La settimana santa: c’è un tempo per fermarsi un momento. Un tempo di Maria madre e Maria Maddalena
10 Aprile 2022La mia anima è matura
da molto tempo
e si sgretola
piena di mistero.
Pietre giovanili
rose dal sogno
cadono sull’acqua
dei miei pensieri.
Ogni pietra dice:
«Dio è molto lontano!»
Garcia Lorca, ci sono anime che hanno 1920
Nel tempo c’è un tempo che l’uomo si ferma, come sospeso. Pochi giorni nel tempo lungo, tanti pensieri per il pensare. Una settimana, sette giorni in cui ci si ferma, si prende respiro, si guarda dentro. Un Dio onnipotente si fa morire, un Dio che muore è la morte nera con la falce che si fa potente oltre dio.

In questa settimana ci si ferma, come a dover vedere lo spettacolo spettacolare della vita che nasce, tribola e muore.
Nasce, tribola e muore e la felicità non è nel pacchetto.
Una fede in cui un Dio muore ma non così che forse è anche banale ma “condannando” al suo disegno il figlio. Un Dio che per morire fa morire suo figlio. Immorale, innaturale, incredibile… ma la storia non finisce qui, la storia si infittisce qui mentre la mente legge l’amore di Maria madre di ogni creatura, di ogni creato, e Maria Maddalena che raccoglie l’uomo generosa di amore per l’uomo e lo ama per quello non da meno quando ne capisce l’immenso nel tragico destino.
La storia ha sette giorni, si parte dalla gloria di gente festante agli stessi che lo scelgono reo davanti a un Caino e lui che perdona quando c’era da mandare fulmini e saette che dio può.
Una madre ed una donna che riconosce l’uomo sanno…
Tre giorni in cui la notte è nera, nera pece, poi la domenica del Signore e il figlio risorge. Il sepolcro è aperto e dentro non c’è umano corpo, non c’è di lui traccia, Dio torna speranza e non è più sofferenza.
Per me, per me che la Fede non mi ha lasciato traccia, per me che la ragione spiega ogni cosa di questa terra in questo universo di questa vita, in questi giorni sento come il bisogno, la fame, di capire il mio percorso. Percorso personale ma che non è diverso da altri dolori, amori, signori. Di questo tempo mi mettevano seduto sulle ginocchia e cominciava con il popolo festante al verbo nuovo, poi ogni festa terminava in una morte tribolata.
Nonna, ma se lo festeggiavano perché lo uccidono 5 giorni dopo?
Per ogni cosa c’è il suo momento, il suo tempo per ogni faccenda sotto il cielo.
C’è un tempo per nascere e un tempo per morire, un tempo per piantare e un tempo per sradicare le piante.
Un tempo per uccidere e un tempo per guarire, un tempo per demolire e un tempo per costruire.
Un tempo per piangere e un tempo per ridere, un tempo per gemere e un tempo per ballare.
Un tempo per gettare sassi e un tempo per raccoglierli, un tempo per abbracciare e un tempo per astenersi dagli abbracci.
Sacra Bibbia (Antico Testamento) – Ecclesiaste, 3, 1-15.

Per ogni cosa c’è il suo tempo.

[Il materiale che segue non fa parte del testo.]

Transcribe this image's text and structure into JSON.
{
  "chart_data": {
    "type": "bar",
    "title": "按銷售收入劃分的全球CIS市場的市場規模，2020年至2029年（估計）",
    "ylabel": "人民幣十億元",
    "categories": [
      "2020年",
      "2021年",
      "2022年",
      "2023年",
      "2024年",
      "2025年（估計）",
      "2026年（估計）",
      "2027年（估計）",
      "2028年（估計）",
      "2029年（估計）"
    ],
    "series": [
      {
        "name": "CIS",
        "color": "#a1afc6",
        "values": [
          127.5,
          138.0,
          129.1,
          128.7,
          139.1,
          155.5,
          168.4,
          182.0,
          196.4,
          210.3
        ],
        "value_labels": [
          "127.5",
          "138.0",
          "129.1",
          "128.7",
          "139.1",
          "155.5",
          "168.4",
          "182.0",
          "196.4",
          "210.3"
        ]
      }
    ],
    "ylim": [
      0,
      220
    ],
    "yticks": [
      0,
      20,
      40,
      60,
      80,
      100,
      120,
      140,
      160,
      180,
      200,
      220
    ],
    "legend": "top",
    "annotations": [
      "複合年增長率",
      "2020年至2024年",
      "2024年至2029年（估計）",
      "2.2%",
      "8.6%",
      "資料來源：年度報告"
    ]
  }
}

Nel mio giardino sono fioriti i ciliegi prepotenti, l’erba si fa cattiva a crescere e ora che ci penso sono anche nato io, insignificante è il senso di tutto questo. Ma c’è un tempo in cui un Dio che è morto facendosi uomo risorge tornando il dio che è e agli uomini resta la Grazia di Dio che è stato uno di loro, ma prima di questo due amori che nessun Dio ha, ma tutti gli uomini si, l’amore di madre e l’amore di amare: Maria e Maria Maddalena.
Sette giorni, c’è un tempo per pensare, uno per capire.